The month-on-month rise in prices was seen at 9%, according to the median, with forecasts ranging from 5.5% to 14.6%.
The central bank has said temporary factors were driving prices higher and forecast that inflation would follow a volatile course in the short term.
The recent lira slide was reversed late on Monday last week when Erdogan announced a scheme to protect lira deposits against currency volatility and state-backed market interventions triggered a 50% surge in the currency’s value.
Inflation has been in double digits and well above emerging market peers for most of the last four years, eating into Turks’ earnings and hitting support for Erdogan.
According to the Turk-Is trade union confederation, food prices rose 25.75% month-on-month in December. That represented an annual rise of 55%, up from 27% in November, marking the largest rise in food inflation since 1987.
The central bank’s year-end inflation forecast was 18.4% in a report published in late October. The government predicted end-2021 annual inflation of 16.2%.
There could be double-digit monthly inflation in December as lira depreciation drives food, core goods and energy prices, said Gedik Yatirim economist Serkan Gonencler, adding that the lira rebound could prompt price cuts.
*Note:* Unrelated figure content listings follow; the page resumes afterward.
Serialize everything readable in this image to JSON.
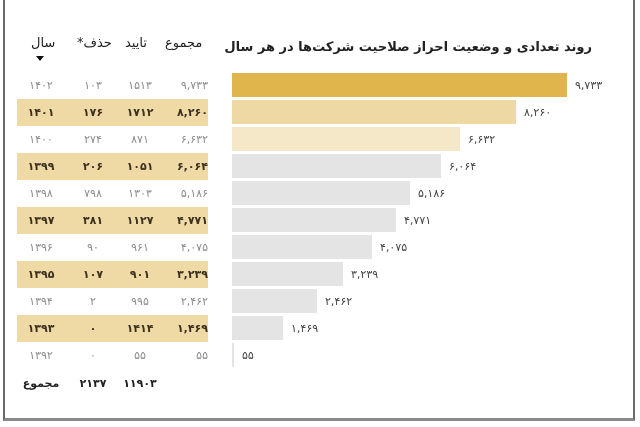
{
  "table": {
    "headers": {
      "year": "سال",
      "deleted": "حذف*",
      "approved": "تایید",
      "total": "مجموع"
    },
    "sort_indicator": "sort-desc",
    "rows": [
      {
        "year": "۱۴۰۲",
        "deleted": "۱۰۳",
        "approved": "۱۵۱۳",
        "total": "۹,۷۳۳",
        "highlight": false
      },
      {
        "year": "۱۴۰۱",
        "deleted": "۱۷۶",
        "approved": "۱۷۱۲",
        "total": "۸,۲۶۰",
        "highlight": true
      },
      {
        "year": "۱۴۰۰",
        "deleted": "۲۷۴",
        "approved": "۸۷۱",
        "total": "۶,۶۳۲",
        "highlight": false
      },
      {
        "year": "۱۳۹۹",
        "deleted": "۲۰۶",
        "approved": "۱۰۵۱",
        "total": "۶,۰۶۴",
        "highlight": true
      },
      {
        "year": "۱۳۹۸",
        "deleted": "۷۹۸",
        "approved": "۱۳۰۳",
        "total": "۵,۱۸۶",
        "highlight": false
      },
      {
        "year": "۱۳۹۷",
        "deleted": "۳۸۱",
        "approved": "۱۱۲۷",
        "total": "۴,۷۷۱",
        "highlight": true
      },
      {
        "year": "۱۳۹۶",
        "deleted": "۹۰",
        "approved": "۹۶۱",
        "total": "۴,۰۷۵",
        "highlight": false
      },
      {
        "year": "۱۳۹۵",
        "deleted": "۱۰۷",
        "approved": "۹۰۱",
        "total": "۳,۲۳۹",
        "highlight": true
      },
      {
        "year": "۱۳۹۴",
        "deleted": "۲",
        "approved": "۹۹۵",
        "total": "۲,۴۶۲",
        "highlight": false
      },
      {
        "year": "۱۳۹۳",
        "deleted": "۰",
        "approved": "۱۴۱۴",
        "total": "۱,۴۶۹",
        "highlight": true
      },
      {
        "year": "۱۳۹۲",
        "deleted": "۰",
        "approved": "۵۵",
        "total": "۵۵",
        "highlight": false
      }
    ],
    "footer": {
      "label": "مجموع",
      "deleted": "۲۱۳۷",
      "approved": "۱۱۹۰۳",
      "total": ""
    }
  },
  "colors": {
    "bar_highlight": "#e0b54c",
    "bar_second": "#eed9a4",
    "bar_third": "#f5e8c8",
    "bar_default": "#e4e4e4",
    "row_highlight": "#efd9a4"
  },
  "chart_data": {
    "type": "bar",
    "orientation": "horizontal",
    "title": "روند تعدادی و وضعیت احراز صلاحیت شرکت‌ها در هر سال",
    "categories": [
      "1402",
      "1401",
      "1400",
      "1399",
      "1398",
      "1397",
      "1396",
      "1395",
      "1394",
      "1393",
      "1392"
    ],
    "values": [
      9733,
      8260,
      6632,
      6064,
      5186,
      4771,
      4075,
      3239,
      2462,
      1469,
      55
    ],
    "value_labels": [
      "۹,۷۳۳",
      "۸,۲۶۰",
      "۶,۶۳۲",
      "۶,۰۶۴",
      "۵,۱۸۶",
      "۴,۷۷۱",
      "۴,۰۷۵",
      "۳,۲۳۹",
      "۲,۴۶۲",
      "۱,۴۶۹",
      "۵۵"
    ],
    "bar_colors": [
      "#e0b54c",
      "#eed9a4",
      "#f5e8c8",
      "#e4e4e4",
      "#e4e4e4",
      "#e4e4e4",
      "#e4e4e4",
      "#e4e4e4",
      "#e4e4e4",
      "#e4e4e4",
      "#e4e4e4"
    ],
    "xlabel": "",
    "ylabel": "",
    "xlim": [
      0,
      9733
    ],
    "grid": false,
    "legend": null
  }
}
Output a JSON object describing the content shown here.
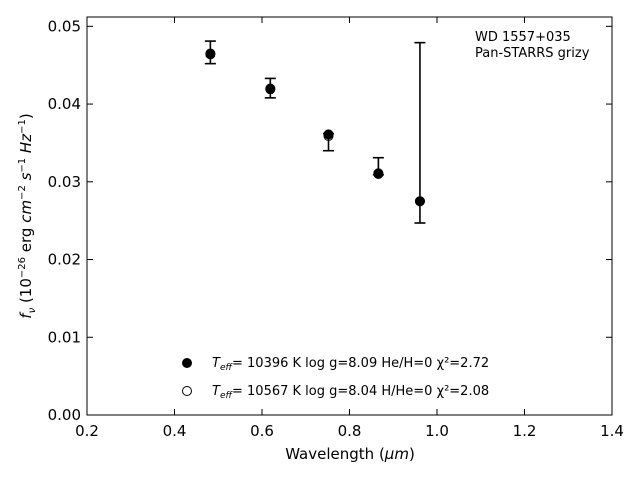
{
  "chart_data": {
    "type": "scatter",
    "xlabel_main": "Wavelength (",
    "xlabel_unit": "μm",
    "xlabel_close": ")",
    "ylabel": "f_ν (10^−26 erg cm^−2 s^−1 Hz^−1)",
    "xlim": [
      0.2,
      1.4
    ],
    "ylim": [
      0.0,
      0.0512
    ],
    "x_ticks": [
      0.2,
      0.4,
      0.6,
      0.8,
      1.0,
      1.2,
      1.4
    ],
    "x_tick_labels": [
      "0.2",
      "0.4",
      "0.6",
      "0.8",
      "1.0",
      "1.2",
      "1.4"
    ],
    "y_ticks": [
      0.0,
      0.01,
      0.02,
      0.03,
      0.04,
      0.05
    ],
    "y_tick_labels": [
      "0.00",
      "0.01",
      "0.02",
      "0.03",
      "0.04",
      "0.05"
    ],
    "grid": false,
    "annotation": [
      "WD 1557+035",
      "Pan-STARRS grizy"
    ],
    "observed": {
      "x": [
        0.482,
        0.619,
        0.752,
        0.866,
        0.961
      ],
      "y": [
        0.0467,
        0.0419,
        0.0361,
        0.0311,
        0.0275
      ],
      "yerr_low": [
        0.0452,
        0.0408,
        0.034,
        0.0309,
        0.0247
      ],
      "yerr_high": [
        0.0481,
        0.0433,
        0.0362,
        0.0331,
        0.0479
      ]
    },
    "series": [
      {
        "marker": "filled-circle",
        "label": "= 10396 K  log g=8.09  He/H=0  χ²=2.72",
        "x": [
          0.482,
          0.619,
          0.752,
          0.866,
          0.961
        ],
        "y": [
          0.0464,
          0.042,
          0.0361,
          0.031,
          0.0275
        ]
      },
      {
        "marker": "open-circle",
        "label": "= 10567 K  log g=8.04  H/He=0  χ²=2.08",
        "x": [
          0.482,
          0.619,
          0.752,
          0.866,
          0.961
        ],
        "y": [
          0.0465,
          0.0419,
          0.0359,
          0.0311,
          0.0275
        ]
      }
    ],
    "legend_prefix": "T",
    "legend_prefix_sub": "eff",
    "legend_position": "lower-center"
  }
}
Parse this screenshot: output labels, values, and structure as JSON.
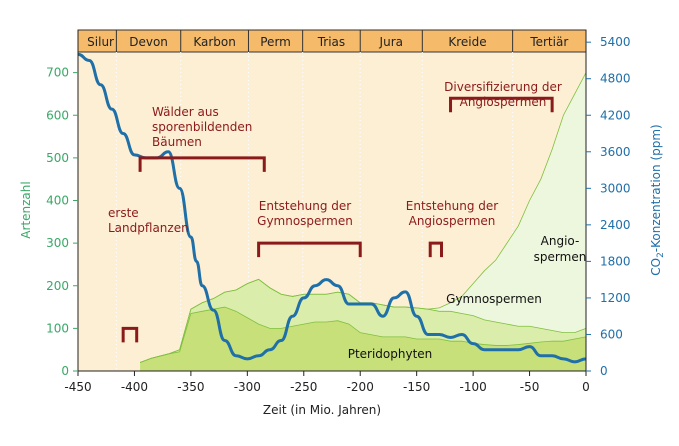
{
  "chart_data": {
    "type": "area",
    "x_axis": {
      "label": "Zeit (in Mio. Jahren)",
      "range": [
        -450,
        0
      ],
      "ticks": [
        -450,
        -400,
        -350,
        -300,
        -250,
        -200,
        -150,
        -100,
        -50,
        0
      ]
    },
    "y_left": {
      "label": "Artenzahl",
      "range": [
        0,
        800
      ],
      "ticks": [
        0,
        100,
        200,
        300,
        400,
        500,
        600,
        700
      ]
    },
    "y_right": {
      "label_main": "CO",
      "label_sub": "2",
      "label_rest": "-Konzentration (ppm)",
      "range": [
        0,
        5600
      ],
      "ticks": [
        0,
        600,
        1200,
        1800,
        2400,
        3000,
        3600,
        4200,
        4800,
        5400
      ]
    },
    "periods": [
      {
        "name": "Silur",
        "start": -444,
        "end": -416
      },
      {
        "name": "Devon",
        "start": -416,
        "end": -359
      },
      {
        "name": "Karbon",
        "start": -359,
        "end": -299
      },
      {
        "name": "Perm",
        "start": -299,
        "end": -251
      },
      {
        "name": "Trias",
        "start": -251,
        "end": -200
      },
      {
        "name": "Jura",
        "start": -200,
        "end": -145
      },
      {
        "name": "Kreide",
        "start": -145,
        "end": -65
      },
      {
        "name": "Tertiär",
        "start": -65,
        "end": 0
      }
    ],
    "series": [
      {
        "name": "Pteridophyten",
        "color": "#c8e07a",
        "x": [
          -395,
          -385,
          -370,
          -360,
          -350,
          -340,
          -330,
          -320,
          -310,
          -300,
          -290,
          -280,
          -270,
          -260,
          -250,
          -240,
          -230,
          -220,
          -210,
          -200,
          -190,
          -180,
          -170,
          -160,
          -150,
          -140,
          -130,
          -120,
          -110,
          -100,
          -90,
          -80,
          -70,
          -60,
          -50,
          -40,
          -30,
          -20,
          -10,
          0
        ],
        "values": [
          20,
          30,
          40,
          45,
          135,
          140,
          145,
          150,
          140,
          125,
          110,
          100,
          100,
          105,
          110,
          115,
          115,
          118,
          110,
          90,
          85,
          80,
          80,
          80,
          75,
          75,
          75,
          70,
          70,
          65,
          62,
          60,
          60,
          62,
          65,
          68,
          70,
          70,
          75,
          80
        ]
      },
      {
        "name": "Gymnospermen",
        "color": "#daedaa",
        "x": [
          -395,
          -385,
          -370,
          -360,
          -350,
          -340,
          -330,
          -320,
          -310,
          -300,
          -290,
          -280,
          -270,
          -260,
          -250,
          -240,
          -230,
          -220,
          -210,
          -200,
          -190,
          -180,
          -170,
          -160,
          -150,
          -140,
          -130,
          -120,
          -110,
          -100,
          -90,
          -80,
          -70,
          -60,
          -50,
          -40,
          -30,
          -20,
          -10,
          0
        ],
        "values": [
          20,
          30,
          40,
          50,
          145,
          160,
          170,
          185,
          190,
          205,
          215,
          195,
          180,
          175,
          180,
          180,
          180,
          185,
          180,
          160,
          160,
          155,
          150,
          150,
          148,
          145,
          140,
          140,
          135,
          130,
          120,
          115,
          110,
          105,
          105,
          100,
          95,
          90,
          90,
          100
        ]
      },
      {
        "name": "Angio-spermen",
        "color": "#edf7dd",
        "x": [
          -395,
          -385,
          -370,
          -360,
          -350,
          -340,
          -330,
          -320,
          -310,
          -300,
          -290,
          -280,
          -270,
          -260,
          -250,
          -240,
          -230,
          -220,
          -210,
          -200,
          -190,
          -180,
          -170,
          -160,
          -150,
          -140,
          -130,
          -120,
          -110,
          -100,
          -90,
          -80,
          -70,
          -60,
          -50,
          -40,
          -30,
          -20,
          -10,
          0
        ],
        "values": [
          20,
          30,
          40,
          50,
          145,
          160,
          170,
          185,
          190,
          205,
          215,
          195,
          180,
          175,
          180,
          180,
          180,
          185,
          180,
          160,
          160,
          155,
          150,
          150,
          148,
          145,
          148,
          160,
          175,
          205,
          235,
          260,
          300,
          340,
          400,
          450,
          520,
          600,
          650,
          700
        ]
      },
      {
        "name": "CO2-Konzentration",
        "axis": "right",
        "color": "#1f6fa8",
        "x": [
          -450,
          -440,
          -430,
          -420,
          -410,
          -400,
          -390,
          -380,
          -370,
          -360,
          -350,
          -345,
          -340,
          -330,
          -320,
          -310,
          -300,
          -290,
          -280,
          -270,
          -260,
          -250,
          -240,
          -230,
          -220,
          -210,
          -200,
          -190,
          -180,
          -170,
          -160,
          -150,
          -140,
          -130,
          -120,
          -110,
          -100,
          -90,
          -80,
          -70,
          -60,
          -50,
          -40,
          -30,
          -20,
          -10,
          0
        ],
        "values": [
          5200,
          5100,
          4700,
          4300,
          3900,
          3550,
          3500,
          3500,
          3600,
          3000,
          2200,
          1800,
          1400,
          1000,
          500,
          250,
          200,
          250,
          350,
          500,
          900,
          1200,
          1400,
          1500,
          1400,
          1100,
          1100,
          1100,
          900,
          1200,
          1300,
          900,
          600,
          600,
          550,
          600,
          450,
          350,
          350,
          350,
          350,
          400,
          250,
          250,
          200,
          150,
          200
        ]
      }
    ],
    "annotations": [
      {
        "text": "erste Landpflanzen",
        "lines": [
          "erste",
          "Landpflanzen"
        ],
        "x_start": -410,
        "x_end": -398,
        "y": 100
      },
      {
        "text": "Wälder aus sporenbildenden Bäumen",
        "lines": [
          "Wälder aus",
          "sporenbildenden",
          "Bäumen"
        ],
        "x_start": -395,
        "x_end": -285,
        "y": 500
      },
      {
        "text": "Entstehung der Gymnospermen",
        "lines": [
          "Entstehung der",
          "Gymnospermen"
        ],
        "x_start": -290,
        "x_end": -200,
        "y": 300
      },
      {
        "text": "Entstehung der Angiospermen",
        "lines": [
          "Entstehung der",
          "Angiospermen"
        ],
        "x_start": -138,
        "x_end": -128,
        "y": 300
      },
      {
        "text": "Diversifizierung der Angiospermen",
        "lines": [
          "Diversifizierung der",
          "Angiospermen"
        ],
        "x_start": -120,
        "x_end": -30,
        "y": 640
      }
    ],
    "area_labels": [
      {
        "text": "Pteridophyten",
        "lines": [
          "Pteridophyten"
        ]
      },
      {
        "text": "Gymnospermen",
        "lines": [
          "Gymnospermen"
        ]
      },
      {
        "text": "Angio- spermen",
        "lines": [
          "Angio-",
          "spermen"
        ]
      }
    ],
    "colors": {
      "period_bar": "#f5bb6a",
      "background": "#fdefd4",
      "annotation_text": "#8b1a1a",
      "bracket": "#8b1a1a",
      "left_axis": "#3aa867",
      "right_axis": "#1f6fa8"
    }
  }
}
“However raw materials purchased with higher costs, a possible New Year increase in energy prices and services inflation could limit the decline in inflation in January,” he said.
“Inflation could follow a rising trend with the delayed impact of the FX rates after January.”
Four economists who responded to a Reuters question forecast annual inflation would fall to 24.85% by the end of next year.
The Turkish Statistical Institute is scheduled to announce December inflation data at 0700 GMT on Jan. 3.